Non... je n'ai pas eu à faire de deuil.
Quand mon fils a eu son diagnostic d’autisme, je n’ai pas eu de deuil à traverser, ni de peine à pleurer. C’était une confirmation pour moi. Ce n’était pas un choc, je comprenais et c’était rassurant pour moi de mettre un mot sur nos interrogations.
Quand, dans les réseaux sociaux, j’ai affirmé être bien avec la nouvelle et ne pas avoir de peine, cela a créé de vives réactions. À ma grande surprise.
On m’a dit que j’étais dans le déni, que je me cachais la vérité, que ce n’était pas vrai que je pouvais être bien avec l’autisme de mon fils, bref, un tas de phrases qui m’ont bouleversé. J’étais bouleversée pour les gens qui les écrivaient, qui le ressentaient de cette façon. J’ai senti que, pour eux, si je disais que c’était beau, ça minimisait toutes leurs difficultés. Hors, ce que vie une personne, n’est pas nécessairement la même chose pour une autre. De dire que je suis bien n’enlève rien aux autres. Mais visiblement cela dérange. Pourtant, deux personnes peuvent vivre la même situation et réagir totalement différemment.
Je vous rassure, les années sont passées et je pense toujours la même chose; j’aime l’autisme. J’aime la différence. Je suis bien avec celle-ci et je n’ai pas d’amertume. Ne m'en voulez pas si je n'ai pas pleuré.

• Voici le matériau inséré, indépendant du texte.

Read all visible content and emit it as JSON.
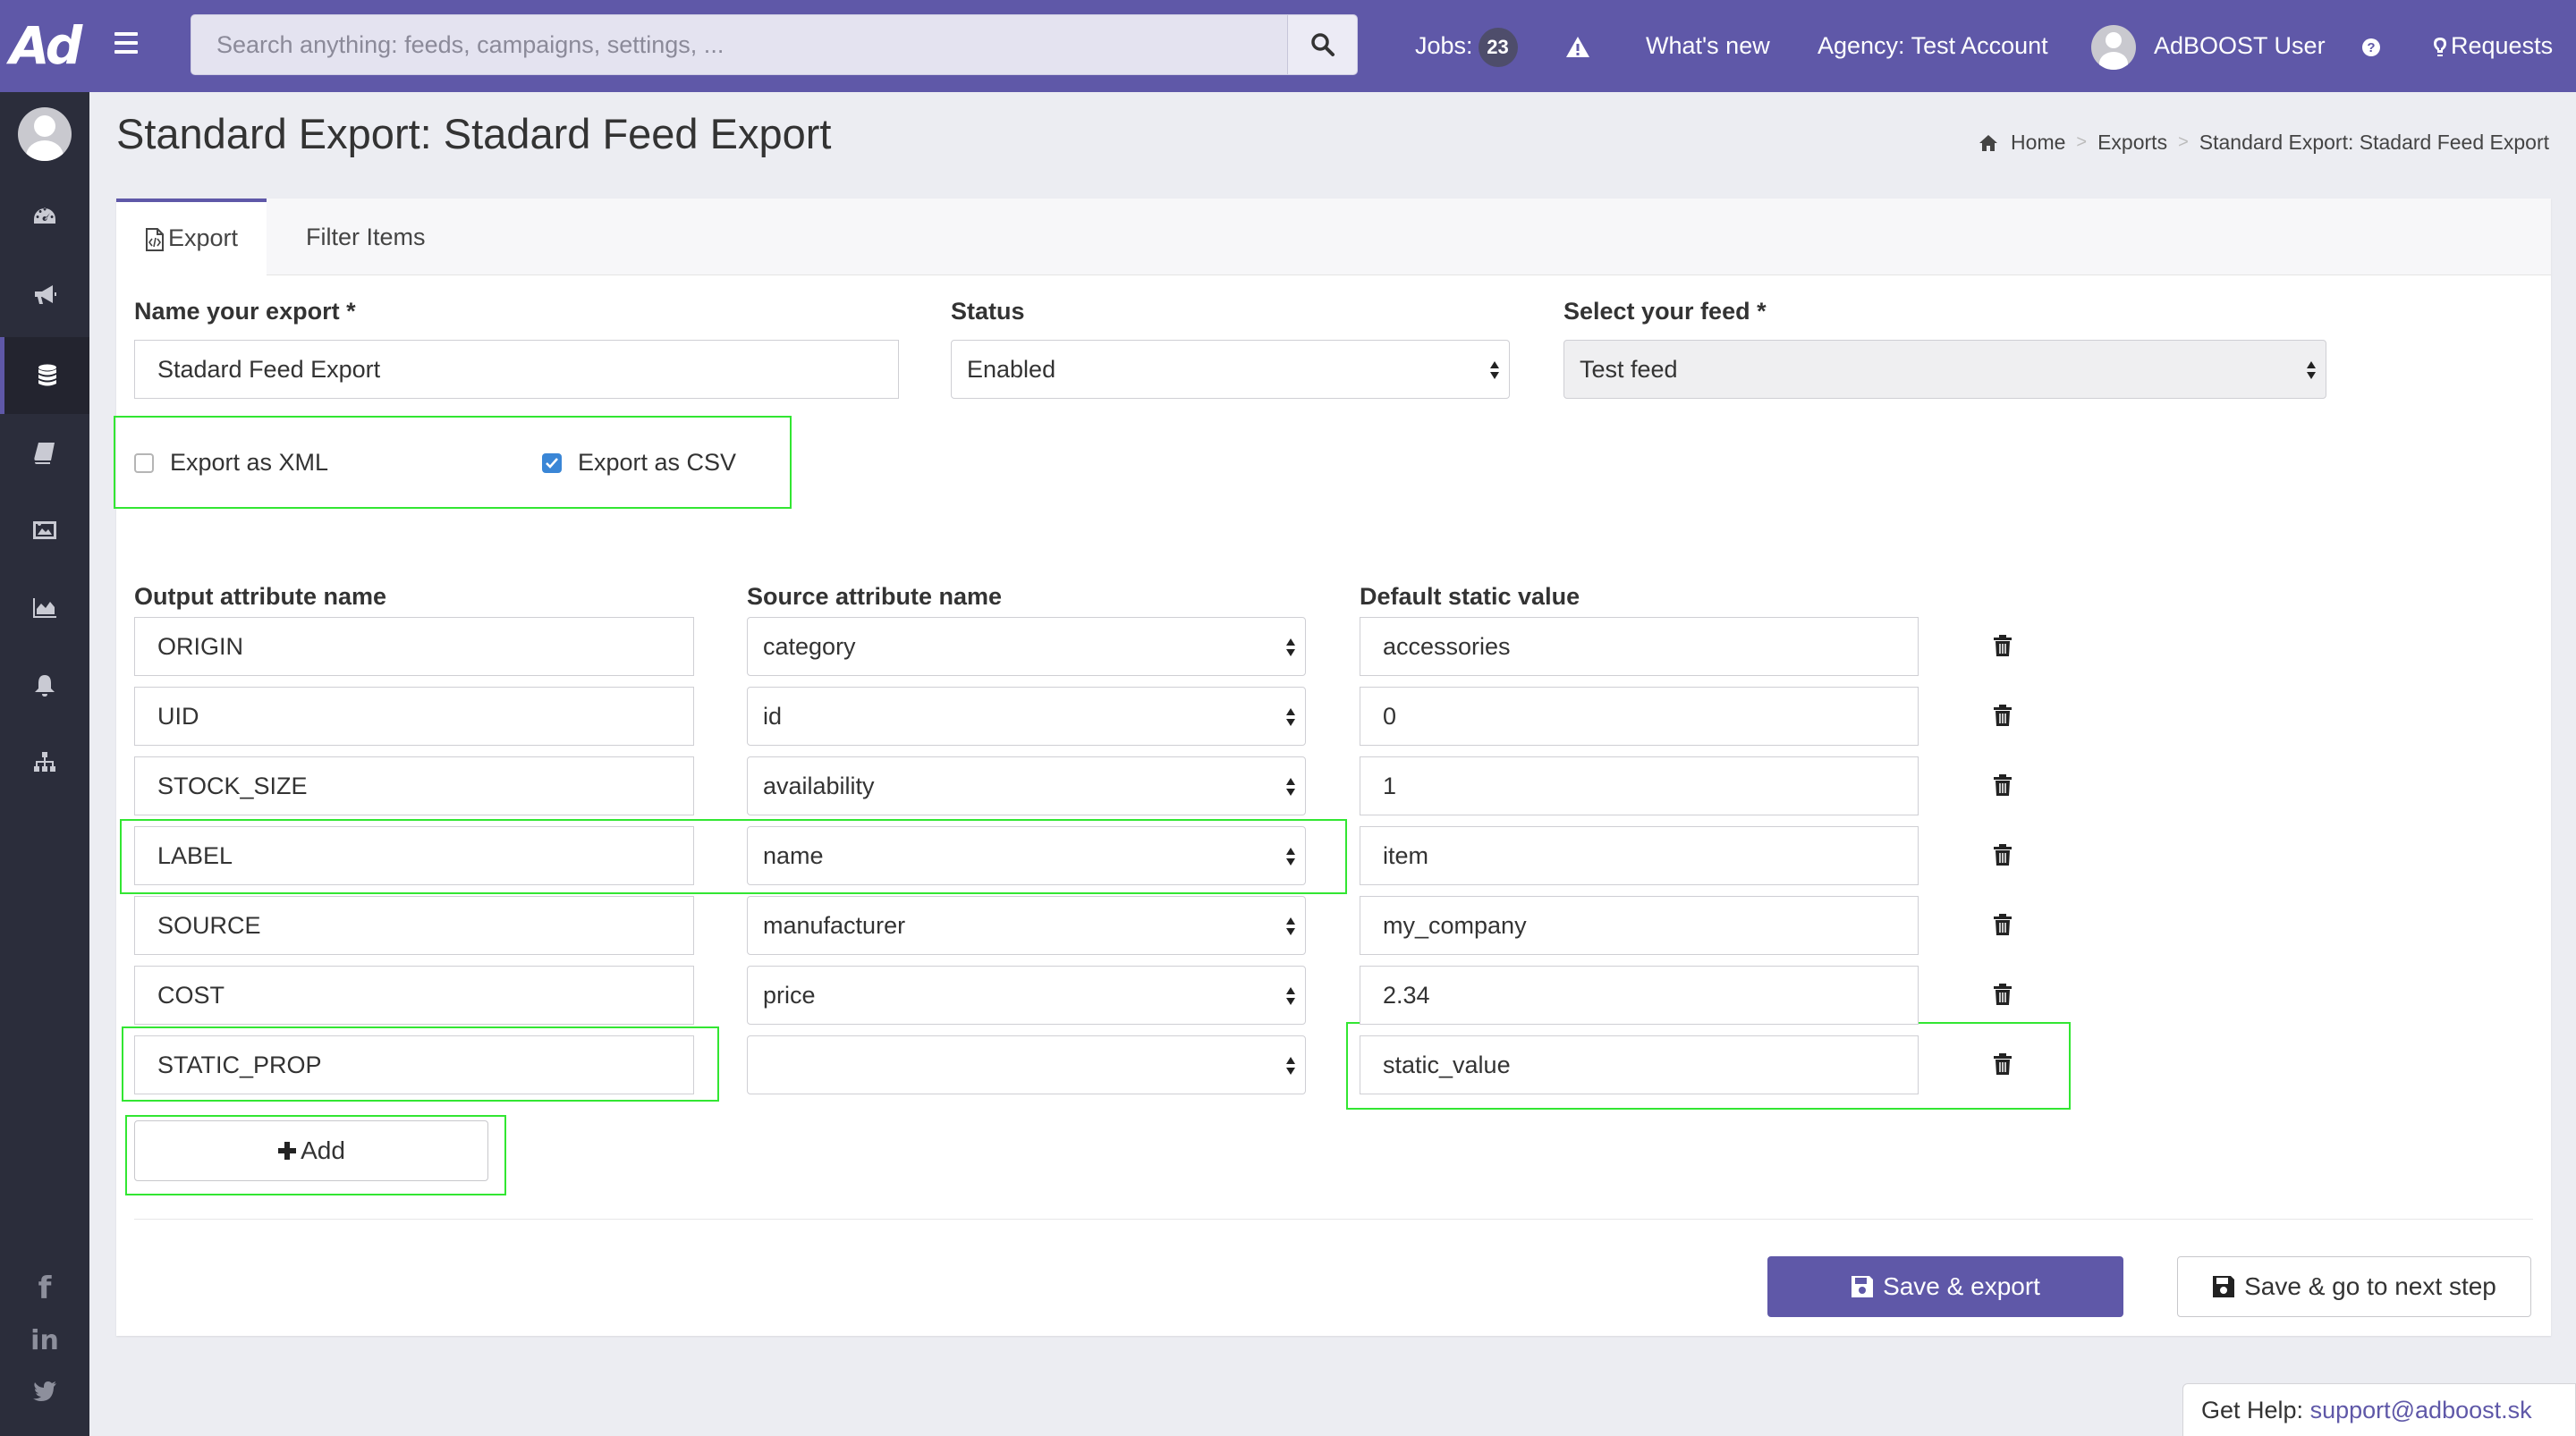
{
  "brand": {
    "logo_text": "Ad",
    "accent": "#5f58a8"
  },
  "sidebar": {
    "items": [
      {
        "icon": "dashboard-icon"
      },
      {
        "icon": "megaphone-icon"
      },
      {
        "icon": "database-icon",
        "active": true
      },
      {
        "icon": "book-icon"
      },
      {
        "icon": "image-icon"
      },
      {
        "icon": "area-chart-icon"
      },
      {
        "icon": "bell-icon"
      },
      {
        "icon": "sitemap-icon"
      }
    ],
    "social": [
      {
        "icon": "facebook-icon",
        "glyph": "f"
      },
      {
        "icon": "linkedin-icon",
        "glyph": "in"
      },
      {
        "icon": "twitter-icon",
        "glyph": ""
      }
    ]
  },
  "topbar": {
    "search_placeholder": "Search anything: feeds, campaigns, settings, ...",
    "jobs_label": "Jobs:",
    "jobs_count": "23",
    "whats_new": "What's new",
    "agency": "Agency: Test Account",
    "user_name": "AdBOOST User",
    "requests": "Requests"
  },
  "page": {
    "title": "Standard Export: Stadard Feed Export",
    "breadcrumb": [
      "Home",
      "Exports",
      "Standard Export: Stadard Feed Export"
    ]
  },
  "tabs": [
    {
      "label": "Export",
      "active": true
    },
    {
      "label": "Filter Items",
      "active": false
    }
  ],
  "form": {
    "name_label": "Name your export *",
    "name_value": "Stadard Feed Export",
    "status_label": "Status",
    "status_value": "Enabled",
    "feed_label": "Select your feed *",
    "feed_value": "Test feed",
    "export_xml": {
      "label": "Export as XML",
      "checked": false
    },
    "export_csv": {
      "label": "Export as CSV",
      "checked": true
    }
  },
  "mapping": {
    "headers": {
      "output": "Output attribute name",
      "source": "Source attribute name",
      "default": "Default static value"
    },
    "rows": [
      {
        "output": "ORIGIN",
        "source": "category",
        "default": "accessories"
      },
      {
        "output": "UID",
        "source": "id",
        "default": "0"
      },
      {
        "output": "STOCK_SIZE",
        "source": "availability",
        "default": "1"
      },
      {
        "output": "LABEL",
        "source": "name",
        "default": "item"
      },
      {
        "output": "SOURCE",
        "source": "manufacturer",
        "default": "my_company"
      },
      {
        "output": "COST",
        "source": "price",
        "default": "2.34"
      },
      {
        "output": "STATIC_PROP",
        "source": "",
        "default": "static_value"
      }
    ],
    "add_label": "Add"
  },
  "actions": {
    "save_export": "Save & export",
    "save_next": "Save & go to next step"
  },
  "help": {
    "label": "Get Help:",
    "email": "support@adboost.sk"
  }
}
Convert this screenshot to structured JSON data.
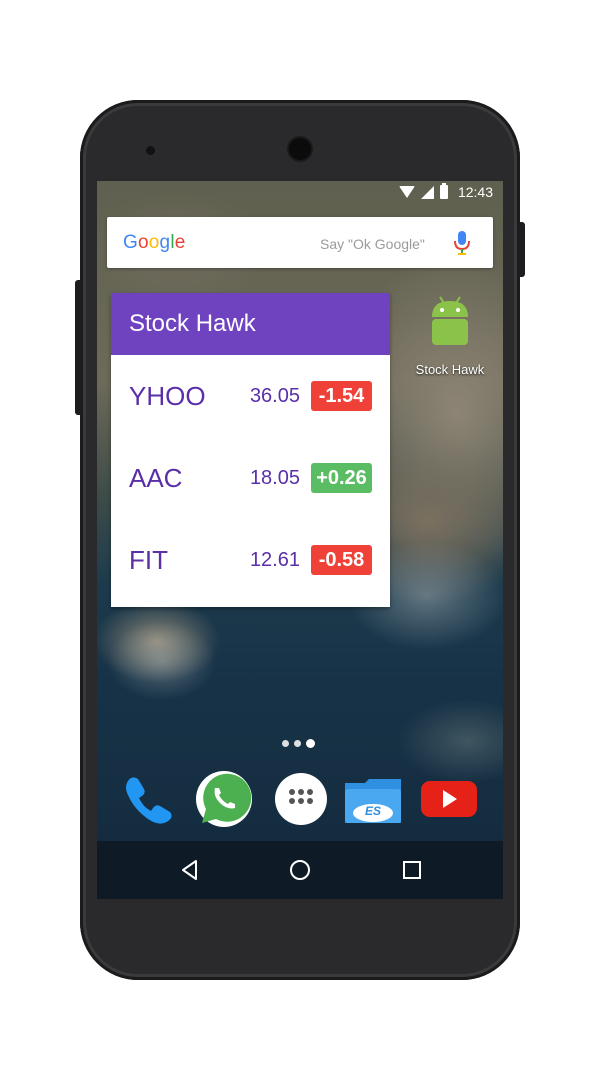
{
  "statusbar": {
    "time": "12:43"
  },
  "search": {
    "logo": "Google",
    "hint": "Say \"Ok Google\""
  },
  "widget": {
    "title": "Stock Hawk",
    "stocks": [
      {
        "symbol": "YHOO",
        "price": "36.05",
        "change": "-1.54",
        "direction": "down"
      },
      {
        "symbol": "AAC",
        "price": "18.05",
        "change": "+0.26",
        "direction": "up"
      },
      {
        "symbol": "FIT",
        "price": "12.61",
        "change": "-0.58",
        "direction": "down"
      }
    ]
  },
  "shortcut": {
    "label": "Stock Hawk",
    "icon": "android-icon"
  },
  "dock": {
    "apps": [
      "phone-icon",
      "whatsapp-icon",
      "app-drawer-icon",
      "es-file-explorer-icon",
      "youtube-icon"
    ]
  },
  "navbar": {
    "buttons": [
      "back-icon",
      "home-icon",
      "recents-icon"
    ]
  },
  "colors": {
    "widget_header": "#6f43c0",
    "text_accent": "#5a2fa8",
    "negative": "#ef4137",
    "positive": "#5bbd63"
  }
}
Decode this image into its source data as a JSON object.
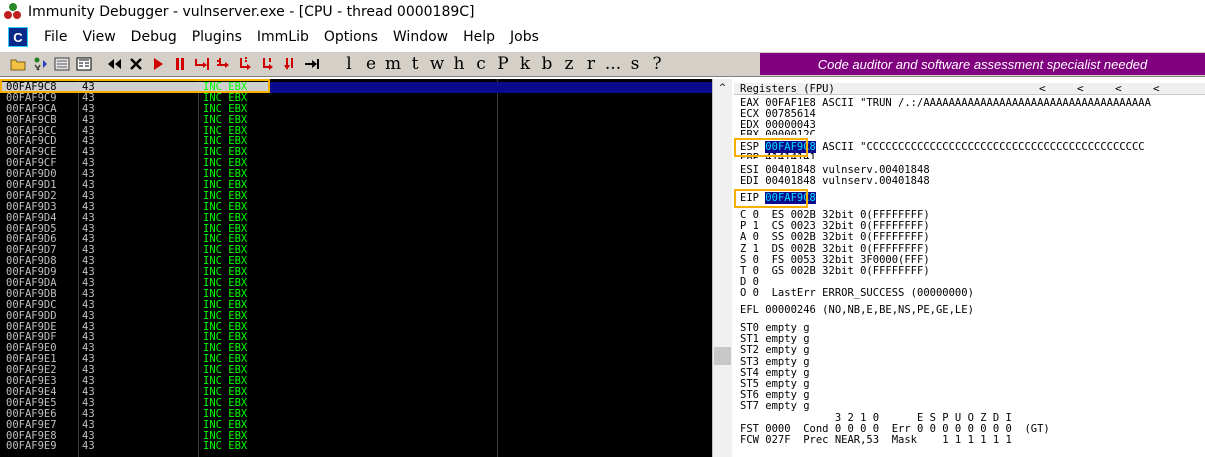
{
  "window": {
    "title": "Immunity Debugger - vulnserver.exe - [CPU - thread 0000189C]"
  },
  "menu": [
    "File",
    "View",
    "Debug",
    "Plugins",
    "ImmLib",
    "Options",
    "Window",
    "Help",
    "Jobs"
  ],
  "toolbar": {
    "letters": [
      "l",
      "e",
      "m",
      "t",
      "w",
      "h",
      "c",
      "P",
      "k",
      "b",
      "z",
      "r",
      "...",
      "s",
      "?"
    ],
    "banner": "Code auditor and software assessment specialist needed",
    "icons": [
      "open-icon",
      "restart-icon",
      "close-file-icon",
      "module-icon",
      "rewind-icon",
      "close-icon",
      "run-icon",
      "pause-icon",
      "step-into-icon",
      "step-over-icon",
      "trace-into-icon",
      "trace-over-icon",
      "execute-till-return-icon",
      "go-to-icon"
    ]
  },
  "disassembly": {
    "rows": [
      {
        "addr": "00FAF9C8",
        "hex": "43",
        "instr": "INC EBX",
        "selected": true
      },
      {
        "addr": "00FAF9C9",
        "hex": "43",
        "instr": "INC EBX"
      },
      {
        "addr": "00FAF9CA",
        "hex": "43",
        "instr": "INC EBX"
      },
      {
        "addr": "00FAF9CB",
        "hex": "43",
        "instr": "INC EBX"
      },
      {
        "addr": "00FAF9CC",
        "hex": "43",
        "instr": "INC EBX"
      },
      {
        "addr": "00FAF9CD",
        "hex": "43",
        "instr": "INC EBX"
      },
      {
        "addr": "00FAF9CE",
        "hex": "43",
        "instr": "INC EBX"
      },
      {
        "addr": "00FAF9CF",
        "hex": "43",
        "instr": "INC EBX"
      },
      {
        "addr": "00FAF9D0",
        "hex": "43",
        "instr": "INC EBX"
      },
      {
        "addr": "00FAF9D1",
        "hex": "43",
        "instr": "INC EBX"
      },
      {
        "addr": "00FAF9D2",
        "hex": "43",
        "instr": "INC EBX"
      },
      {
        "addr": "00FAF9D3",
        "hex": "43",
        "instr": "INC EBX"
      },
      {
        "addr": "00FAF9D4",
        "hex": "43",
        "instr": "INC EBX"
      },
      {
        "addr": "00FAF9D5",
        "hex": "43",
        "instr": "INC EBX"
      },
      {
        "addr": "00FAF9D6",
        "hex": "43",
        "instr": "INC EBX"
      },
      {
        "addr": "00FAF9D7",
        "hex": "43",
        "instr": "INC EBX"
      },
      {
        "addr": "00FAF9D8",
        "hex": "43",
        "instr": "INC EBX"
      },
      {
        "addr": "00FAF9D9",
        "hex": "43",
        "instr": "INC EBX"
      },
      {
        "addr": "00FAF9DA",
        "hex": "43",
        "instr": "INC EBX"
      },
      {
        "addr": "00FAF9DB",
        "hex": "43",
        "instr": "INC EBX"
      },
      {
        "addr": "00FAF9DC",
        "hex": "43",
        "instr": "INC EBX"
      },
      {
        "addr": "00FAF9DD",
        "hex": "43",
        "instr": "INC EBX"
      },
      {
        "addr": "00FAF9DE",
        "hex": "43",
        "instr": "INC EBX"
      },
      {
        "addr": "00FAF9DF",
        "hex": "43",
        "instr": "INC EBX"
      },
      {
        "addr": "00FAF9E0",
        "hex": "43",
        "instr": "INC EBX"
      },
      {
        "addr": "00FAF9E1",
        "hex": "43",
        "instr": "INC EBX"
      },
      {
        "addr": "00FAF9E2",
        "hex": "43",
        "instr": "INC EBX"
      },
      {
        "addr": "00FAF9E3",
        "hex": "43",
        "instr": "INC EBX"
      },
      {
        "addr": "00FAF9E4",
        "hex": "43",
        "instr": "INC EBX"
      },
      {
        "addr": "00FAF9E5",
        "hex": "43",
        "instr": "INC EBX"
      },
      {
        "addr": "00FAF9E6",
        "hex": "43",
        "instr": "INC EBX"
      },
      {
        "addr": "00FAF9E7",
        "hex": "43",
        "instr": "INC EBX"
      },
      {
        "addr": "00FAF9E8",
        "hex": "43",
        "instr": "INC EBX"
      },
      {
        "addr": "00FAF9E9",
        "hex": "43",
        "instr": "INC EBX"
      }
    ]
  },
  "registers": {
    "header": "Registers (FPU)",
    "nav": [
      "<",
      "<",
      "<",
      "<"
    ],
    "lines": [
      "EAX 00FAF1E8 ASCII \"TRUN /.:/AAAAAAAAAAAAAAAAAAAAAAAAAAAAAAAAAAAA",
      "ECX 00785614",
      "EDX 00000043",
      "EBX 0000012C"
    ],
    "esp": {
      "name": "ESP",
      "value": "00FAF9C8",
      "rest": "ASCII \"CCCCCCCCCCCCCCCCCCCCCCCCCCCCCCCCCCCCCCCCCCCC"
    },
    "after_esp": [
      "EBP 41414141",
      "ESI 00401848 vulnserv.00401848",
      "EDI 00401848 vulnserv.00401848"
    ],
    "eip": {
      "name": "EIP",
      "value": "00FAF9C8"
    },
    "flags": [
      "C 0  ES 002B 32bit 0(FFFFFFFF)",
      "P 1  CS 0023 32bit 0(FFFFFFFF)",
      "A 0  SS 002B 32bit 0(FFFFFFFF)",
      "Z 1  DS 002B 32bit 0(FFFFFFFF)",
      "S 0  FS 0053 32bit 3F0000(FFF)",
      "T 0  GS 002B 32bit 0(FFFFFFFF)",
      "D 0",
      "O 0  LastErr ERROR_SUCCESS (00000000)"
    ],
    "efl": "EFL 00000246 (NO,NB,E,BE,NS,PE,GE,LE)",
    "fpu": [
      "ST0 empty g",
      "ST1 empty g",
      "ST2 empty g",
      "ST3 empty g",
      "ST4 empty g",
      "ST5 empty g",
      "ST6 empty g",
      "ST7 empty g"
    ],
    "fpu_footer": [
      "               3 2 1 0      E S P U O Z D I",
      "FST 0000  Cond 0 0 0 0  Err 0 0 0 0 0 0 0 0  (GT)",
      "FCW 027F  Prec NEAR,53  Mask    1 1 1 1 1 1"
    ]
  },
  "colors": {
    "banner_bg": "#800080",
    "highlight_border": "#f5b000",
    "instr_green": "#00ff00",
    "selected_row": "#0a0a8c"
  }
}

Par contre, je dois l’admettre, je pense encore à ces parents qui ressentaient tant de colère et de peine, et ça me bouleverse encore. Cela ne doit pas être facile pour un enfant de voir, de ressentir ou d’entendre son parent parler de deuil alors que l’enfant est bel et bien là... vivant, prêt à tout découvrir avec ses parents.
L’autisme n’est pas une fatalité.
Ne pas s’attendre à un tel diagnostic est bien possible. Chercher à comprendre est légitime. Le manque d’information crée peut-être cet inconfort que certains parents ont. L’incertitude de l’avenir peut affecter les parents, mais pour aucun enfant le futur est prévisible.
« Être différent et heureux ce n’est pas irréaliste, par contre penser le contraire c’est être fataliste. »
L’autisme m’a appris à penser autrement, à voir la vie différemment. L’autisme apprend à communiquer sans nécessairement parler. L’autisme nous amène plus loin…
Et viennent les combats, le manque de services, d’inclusion et de compréhension. Certes, ce ne sont pas les meilleurs moments que nous vivons en tant que parent. Est-ce dû à l’autisme? Non, pas du tout.
Tous ces aspects négatifs découlent d’un problème de société, d’ouverture et de conscience sociale. L’autisme n’y est pour rien. Chaque différence est mal servie, que ce soit les gens vivant avec des handicaps physiques ou mentaux, des différences raciales, religieuses, identitaires, tous doivent vivre les exclusions de notre société.
S’il y avait un deuil à faire ce serait le deuil d’une société ouverte. Le plus dur des combats serait de rendre la société inclusive. L’autisme c’est beau. Lorsque les autistes pourront vivre tels qu’ils sont et être inclus dans les décisions, nous aurons fait un pas de géant. Avoir un enfant autiste ce n’est pas triste. C’est à nous tous de changer nos destins et d’ouvrir le chemin.